Выбрать главу

– Mais où donc aurions-nous pris tant d’argent?

– J’aurais engagé mes propres. D’ailleurs monsieur des Grassins nous eût bien…

– Il n’est plus temps, répondit Eugénie d’une voix sourde et altérée en interrompant sa mère. Demain matin ne devons-nous pas aller lui souhaiter la bonne année dans sa chambre?

– Mais, ma fille, pourquoi n’irais-je donc pas voir les Cruchot?

– Non, non, ce serait me livrer à eux et nous mettre sous leur dépendance. D’ailleurs j’ai pris mon parti. J’ai bien fait, je ne me repens de rien. Dieu me protégera. Que sa sainte volonté se fasse. Ah! si vous aviez lu sa lettre, vous n’auriez pensé qu’à lui, ma mère.

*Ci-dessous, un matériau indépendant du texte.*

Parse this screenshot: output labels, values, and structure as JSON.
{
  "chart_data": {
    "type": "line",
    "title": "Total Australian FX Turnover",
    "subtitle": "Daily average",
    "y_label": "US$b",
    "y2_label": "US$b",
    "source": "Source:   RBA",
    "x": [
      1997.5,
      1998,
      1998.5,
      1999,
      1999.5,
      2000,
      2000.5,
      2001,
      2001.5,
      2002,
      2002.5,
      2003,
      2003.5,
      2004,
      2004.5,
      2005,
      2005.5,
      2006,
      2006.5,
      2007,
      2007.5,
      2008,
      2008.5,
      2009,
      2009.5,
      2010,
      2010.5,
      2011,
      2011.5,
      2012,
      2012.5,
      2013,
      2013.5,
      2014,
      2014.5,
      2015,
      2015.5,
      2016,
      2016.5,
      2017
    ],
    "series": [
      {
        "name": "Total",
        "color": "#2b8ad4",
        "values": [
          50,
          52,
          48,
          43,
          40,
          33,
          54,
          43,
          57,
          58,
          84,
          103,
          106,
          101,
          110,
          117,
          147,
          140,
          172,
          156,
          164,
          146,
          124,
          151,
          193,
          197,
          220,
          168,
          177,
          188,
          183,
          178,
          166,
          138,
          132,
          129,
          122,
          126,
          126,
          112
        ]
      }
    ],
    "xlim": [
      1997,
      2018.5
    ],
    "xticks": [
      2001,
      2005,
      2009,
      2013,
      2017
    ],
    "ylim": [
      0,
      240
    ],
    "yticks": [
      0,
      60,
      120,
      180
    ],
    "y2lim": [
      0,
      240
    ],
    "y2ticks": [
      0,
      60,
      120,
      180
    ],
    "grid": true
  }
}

Le lendemain matin, premier janvier 1820, la terreur flagrante à laquelle la mère et la fille étaient en proie leur suggéra la plus naturelle des excuses pour ne pas venir solennellement dans la chambre de Grandet. L’hiver de 1819 à 1820 fut un des plus rigoureux de l’époque. La neige encombrait les toits.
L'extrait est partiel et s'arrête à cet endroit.